Um dos seus grandes defeitos era ler transversalmente. Quando era criança adoraria ter lido montanhas de livros mas os pais por motivos diversos não correspondiam aos seus apelos. Quem sabe por falta de dinheiro tão-somente. Isabel passou a ler de uma forma nervosa e agitada, e tão frenética que mal começava já dava uma olhadela ao final da história, e isso enervava-a. Jornais nem pensar, era leitura que não a detinha, pois notícias políticas, assassinatos internos ou exteriores ao país, guerras horrorosas, e outras politiquices, pequenas ou grandes calamidades, só a podiam transtornar e isso incomodava-a, primeiro porque a deixavam desinformada, e depois porque, por não as ler, não se considerava normal.
Levou tempo, mas assumiu que para ela essa leitura não existia. Isabel de facto era diferente, e mais tarde ver, ouvir, e saber, essas notícias noutros meios de comunicação já era muito bom, não ler em jornais, onde cada um muitas vezes, escreve de uma forma um pouco diferente e acrescenta um ponto.
Também Isabel um dia fez rádio amador. Ao domingo e ao sábado durante largo tempo tanto Isabel como Pedro tiveram o seu programa numa rádio local. O seu, era um programa infantil e chamava-se o ”O jardim da Celeste”. Essencialmente passava música, tinha passatempos e concursos e como era um programa local, as pessoas podiam facilmente participar a acorrer lá e responder às questões que colocava. Foi um tempo muito interessante, pois todas as semanas Isabel tinha que pesquisar temas, buscar dicas, manter informado o seu público jovem de forma que ao mesmo tempo que os distraia lhes ensinasse algo novo. Estar em frente de um microfone, sabendo que do outro lado estaria alguém a ouvi-la acrescia-lhe uma responsabilidade inovadora mas de alguma forma gratificante.
Muitas vezes na ausência e impossibilidade de Pedro gravou o programa dele, que aliás teve vários, e nunca ouviu dizer mal do seu trabalho. Destes trabalhos só era aborrecido o almoço ao domingo que se fazia sem o pai á mesa, pois um programa do Pedro era à hora de almoço ao domingo, mas Isabel lá ia levando tudo isso com imensa resignação, considerando este um hobby positivo.
Pequenas coisas que Isabel gostava de fazer, além de não deixar nunca de procurar fazer a sua ginástica, mesmo que fosse num canto em casa, já que nas décadas setenta, oitenta e até noventa, os ginásios eram praticamente nulos na cidade, pois na aldeia nunca existiram, era nadar. Desde que pusera os filhos a aprender a nadar, metera na cabeça que o susto que apanhara em jovem havia de desaparecer. E desapareceu.
Levantava-se às sete da manhã nos dias das aulas de natação e lá ia ela bem cedo, para aprender a nadar. Passados três meses, já fazia a piscina de 25 metros de uma ponta à outra sem problemas de maior, depois aperfeiçoou os estilos, e no grupo que estava inserida fez grandes amigos. Aos 56 anos nadou 600 metro três estilos em 11 minutos e sentiu-se uma heroína.
Um dos seus hobbys manuais desde menina, sempre foi o croché (camisolas de malha e cachecóis), e panos de ponto de cruz que depois mandava emoldurar. Adorava também fazer artesanato e aí com um alicate fio, arame fazia brincos, colares, pulseira várias, pondo a sua imaginação a criar livremente. Depois usava, dava, ou vendia a amigos, ou em cabeleireiras, lojas ou feiras, e divertia- se com isso, não pelo dinheiro que isso dava, mas por ver as suas coisas feitas ali expostas, e depois a serem usadas.

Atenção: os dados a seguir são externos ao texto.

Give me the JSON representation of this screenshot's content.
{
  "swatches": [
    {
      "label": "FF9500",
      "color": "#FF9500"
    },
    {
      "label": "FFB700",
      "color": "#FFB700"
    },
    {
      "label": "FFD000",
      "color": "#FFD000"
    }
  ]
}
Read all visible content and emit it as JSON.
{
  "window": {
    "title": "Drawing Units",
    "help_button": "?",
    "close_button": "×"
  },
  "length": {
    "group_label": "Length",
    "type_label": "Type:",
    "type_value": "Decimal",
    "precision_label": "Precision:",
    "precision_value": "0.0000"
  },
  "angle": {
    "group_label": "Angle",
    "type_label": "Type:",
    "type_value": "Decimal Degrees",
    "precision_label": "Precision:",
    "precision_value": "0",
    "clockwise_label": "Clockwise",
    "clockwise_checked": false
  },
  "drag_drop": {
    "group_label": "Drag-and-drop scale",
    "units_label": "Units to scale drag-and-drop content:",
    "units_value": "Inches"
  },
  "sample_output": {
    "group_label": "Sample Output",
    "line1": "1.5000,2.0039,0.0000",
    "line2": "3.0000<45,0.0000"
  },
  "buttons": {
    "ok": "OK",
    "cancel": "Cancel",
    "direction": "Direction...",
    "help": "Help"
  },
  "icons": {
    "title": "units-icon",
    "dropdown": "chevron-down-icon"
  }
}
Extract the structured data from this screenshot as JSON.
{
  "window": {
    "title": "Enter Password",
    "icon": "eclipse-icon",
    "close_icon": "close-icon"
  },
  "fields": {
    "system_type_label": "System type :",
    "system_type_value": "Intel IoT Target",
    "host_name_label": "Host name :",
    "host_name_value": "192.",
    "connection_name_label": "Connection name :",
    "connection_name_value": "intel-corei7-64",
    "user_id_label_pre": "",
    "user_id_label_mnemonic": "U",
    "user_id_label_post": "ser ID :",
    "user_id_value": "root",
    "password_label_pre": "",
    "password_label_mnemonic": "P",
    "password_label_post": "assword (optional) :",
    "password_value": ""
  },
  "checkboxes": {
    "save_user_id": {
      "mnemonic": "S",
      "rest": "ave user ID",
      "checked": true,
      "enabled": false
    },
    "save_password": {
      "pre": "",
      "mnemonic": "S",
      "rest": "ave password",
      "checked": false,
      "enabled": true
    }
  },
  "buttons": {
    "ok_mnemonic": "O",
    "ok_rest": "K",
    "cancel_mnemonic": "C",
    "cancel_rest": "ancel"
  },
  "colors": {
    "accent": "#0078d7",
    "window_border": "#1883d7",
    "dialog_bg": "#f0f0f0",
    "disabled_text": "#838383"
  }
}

Como uma das ultimas paixões contou-me em segredo, como se ninguém soubesse que adora dançar, mas muito amor, com todo o amor e dedicação, e não o faz mais porque não pode, o corpo não deixa, e o tempo também não. Não poderia fazer mais nada, tem outras coisas que fazer, além disso as pernas doem-lhe e se um dia pode mais, no outro já não pode tanto, mas gosta muito de dançar salsa e kizomba, uma dança que quase ninguém, dança com ela, talvez porque já está um pouco mais velha!
Se ela pudesse dançava todos os dias. Sempre, porque é a dançar que Isabel se sente bem, ainda que quando num baile a não convidam para dançar saia de lá mais triste que os tristes, mais infeliz que todos os infelizes.